Fun Times with VMware Beta 3

I’ve been closely following the progress of the VMware Fusion product as it matures from early to late beta. In particular, their latest beta 3 seems to have some competitive advantages over the competition from Parallels:

  • VMware’s guest OS NAT setting now properly works with TUN/TAP based VPNs, like OpenVPN or Juniper’s Network Connect product. Previous betas would not route through the host OS’s routing table, meaning that you’d have to run two VPN clients to use both Mac OS X and the guest OS on a VPN.
  • Performance seems quite good. If your workflow is like mine, you probably care more about the responsiveness of the host OS (ie, Mac OS X, Mail, TextMate, Terminal, etc.) than the performance of whatever emulated software is running.
  • This is purely subjective, but VMware seems to manage the host OS’s resources a bit better. For example, my MacBook runs cooler — for longer on battery power — when running VMware than with Parallels.
  • I’ve also seen some blue screens under Vista in Parallels which don’t seem to happen in VMware.
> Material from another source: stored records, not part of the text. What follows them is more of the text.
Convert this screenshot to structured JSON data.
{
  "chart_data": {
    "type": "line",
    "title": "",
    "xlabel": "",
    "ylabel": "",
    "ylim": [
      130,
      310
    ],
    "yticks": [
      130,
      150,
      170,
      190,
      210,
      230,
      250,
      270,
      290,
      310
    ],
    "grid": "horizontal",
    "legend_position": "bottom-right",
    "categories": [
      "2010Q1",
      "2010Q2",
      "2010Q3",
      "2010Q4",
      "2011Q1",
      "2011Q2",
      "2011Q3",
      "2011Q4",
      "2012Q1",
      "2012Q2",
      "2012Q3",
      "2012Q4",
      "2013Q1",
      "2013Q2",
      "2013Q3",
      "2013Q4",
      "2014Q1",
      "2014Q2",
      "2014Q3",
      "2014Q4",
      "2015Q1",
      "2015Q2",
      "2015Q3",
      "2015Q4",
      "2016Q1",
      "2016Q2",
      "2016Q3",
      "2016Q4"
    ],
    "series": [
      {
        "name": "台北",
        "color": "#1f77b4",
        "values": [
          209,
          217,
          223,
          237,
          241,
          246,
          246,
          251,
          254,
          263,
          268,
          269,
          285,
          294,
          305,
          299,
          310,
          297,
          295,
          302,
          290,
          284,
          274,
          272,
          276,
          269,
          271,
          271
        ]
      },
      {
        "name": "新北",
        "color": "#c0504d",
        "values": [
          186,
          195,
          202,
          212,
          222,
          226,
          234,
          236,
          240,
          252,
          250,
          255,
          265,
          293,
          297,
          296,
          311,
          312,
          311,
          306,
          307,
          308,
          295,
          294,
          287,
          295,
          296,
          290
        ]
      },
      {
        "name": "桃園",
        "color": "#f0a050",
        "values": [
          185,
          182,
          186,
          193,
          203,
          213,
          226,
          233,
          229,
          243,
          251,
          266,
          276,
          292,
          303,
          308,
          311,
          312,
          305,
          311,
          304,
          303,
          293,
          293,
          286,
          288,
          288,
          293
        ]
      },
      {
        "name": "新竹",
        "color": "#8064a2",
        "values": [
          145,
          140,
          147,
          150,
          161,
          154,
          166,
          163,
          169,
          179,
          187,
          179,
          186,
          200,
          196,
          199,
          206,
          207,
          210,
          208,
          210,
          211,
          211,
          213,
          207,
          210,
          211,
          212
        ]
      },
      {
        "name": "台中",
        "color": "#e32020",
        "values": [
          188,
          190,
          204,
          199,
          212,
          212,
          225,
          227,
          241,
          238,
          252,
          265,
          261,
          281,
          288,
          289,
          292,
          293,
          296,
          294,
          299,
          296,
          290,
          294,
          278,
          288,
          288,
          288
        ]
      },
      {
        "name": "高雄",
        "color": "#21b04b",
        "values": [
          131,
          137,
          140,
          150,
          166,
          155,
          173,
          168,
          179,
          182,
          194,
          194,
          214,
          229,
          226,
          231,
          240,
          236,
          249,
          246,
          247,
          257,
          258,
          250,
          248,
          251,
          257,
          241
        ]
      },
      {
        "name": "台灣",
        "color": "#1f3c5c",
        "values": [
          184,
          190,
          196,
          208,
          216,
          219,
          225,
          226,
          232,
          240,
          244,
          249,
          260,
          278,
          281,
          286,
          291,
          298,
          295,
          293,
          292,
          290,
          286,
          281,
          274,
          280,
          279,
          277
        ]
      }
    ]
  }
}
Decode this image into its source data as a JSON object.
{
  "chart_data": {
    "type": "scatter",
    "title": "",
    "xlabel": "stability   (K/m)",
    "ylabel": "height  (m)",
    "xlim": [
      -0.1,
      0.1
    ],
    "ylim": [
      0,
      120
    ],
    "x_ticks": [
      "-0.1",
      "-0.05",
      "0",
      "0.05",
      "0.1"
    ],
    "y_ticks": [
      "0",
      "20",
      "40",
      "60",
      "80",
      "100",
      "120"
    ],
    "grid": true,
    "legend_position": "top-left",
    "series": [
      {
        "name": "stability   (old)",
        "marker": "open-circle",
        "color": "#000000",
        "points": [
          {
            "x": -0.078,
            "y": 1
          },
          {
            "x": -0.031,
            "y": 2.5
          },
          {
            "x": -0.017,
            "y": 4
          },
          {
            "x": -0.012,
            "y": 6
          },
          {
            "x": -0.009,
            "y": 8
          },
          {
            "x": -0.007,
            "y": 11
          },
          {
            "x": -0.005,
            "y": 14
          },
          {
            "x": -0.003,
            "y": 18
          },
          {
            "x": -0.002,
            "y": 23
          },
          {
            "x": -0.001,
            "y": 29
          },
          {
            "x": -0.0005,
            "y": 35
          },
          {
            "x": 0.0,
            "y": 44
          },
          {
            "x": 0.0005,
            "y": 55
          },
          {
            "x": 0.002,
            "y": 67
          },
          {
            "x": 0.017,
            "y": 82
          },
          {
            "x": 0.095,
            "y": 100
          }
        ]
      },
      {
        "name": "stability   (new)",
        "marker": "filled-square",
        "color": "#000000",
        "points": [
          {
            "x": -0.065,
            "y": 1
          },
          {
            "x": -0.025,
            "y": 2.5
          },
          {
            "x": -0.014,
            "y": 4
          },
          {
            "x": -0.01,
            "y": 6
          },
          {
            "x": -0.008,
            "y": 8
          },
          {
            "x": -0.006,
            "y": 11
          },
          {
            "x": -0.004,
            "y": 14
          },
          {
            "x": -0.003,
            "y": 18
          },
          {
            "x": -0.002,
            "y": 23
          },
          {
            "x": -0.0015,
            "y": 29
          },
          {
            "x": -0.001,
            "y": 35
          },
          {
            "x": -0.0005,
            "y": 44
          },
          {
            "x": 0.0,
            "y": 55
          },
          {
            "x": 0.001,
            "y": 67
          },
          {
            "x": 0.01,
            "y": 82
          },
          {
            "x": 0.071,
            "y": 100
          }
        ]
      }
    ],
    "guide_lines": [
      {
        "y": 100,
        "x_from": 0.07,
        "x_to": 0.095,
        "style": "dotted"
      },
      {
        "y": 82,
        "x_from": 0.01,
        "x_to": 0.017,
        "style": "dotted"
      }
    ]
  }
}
Still, Parallels has been around on the Intel Mac for a bit longer and is probably better tested in the marketplace, though your mileage may vary. VMware doesn’t do anything like Parallels’ coherence mode, for example, if you like that kind of thing, but Parallels doesn’t have snapshots. VMware’s latest beta adds the ability to boot a VM from a Boot Camp partition, which Parallels has had for some time now.

It is pretty cool to have a few different virtualization solutions, I’m definitely looking forward to what new technologies will come to light as the competition continues to heat up between these two products.

(Of course, if you get attached to VMware’s betas, it is as-yet unclear how much the commercial licenses will cost, once the product is out of beta, which is another factoid to consider…)

UPDATE 4/10/2006: I have run into some problems with building a Visual Studio project that’s stored on a VMware shared folder; it looks like whatever VS2005sp1 is doing to ‘vc80.idb’ (the IntelliSense database) fails on the VMware shared folder, but succeeds on the VM’s C: drive. VS, of course, despite that it is running in “command line” mode, decides that IntelliSense info is so important that it should, you know, fail every build of anything. Because it insists on shitting all over the source tree regardless of how I have my directories configured. Man, I can’t wait to kick the VS* tools to the curb… oh, wait, this post is about VMware. Anyway, I digress. Got around this by making a VM C:-drive local copy, but this is less than ideal. Parallels works transparently here.

UPDATE 4/10/2006: Disk access, both on the VM C:-drive and to the NAT-shared folder, is definitely faster in VMware. Also, some of Parallel’s kexts won’t unload with sudo kextunload xxxxx.kext, which is a little disturbing.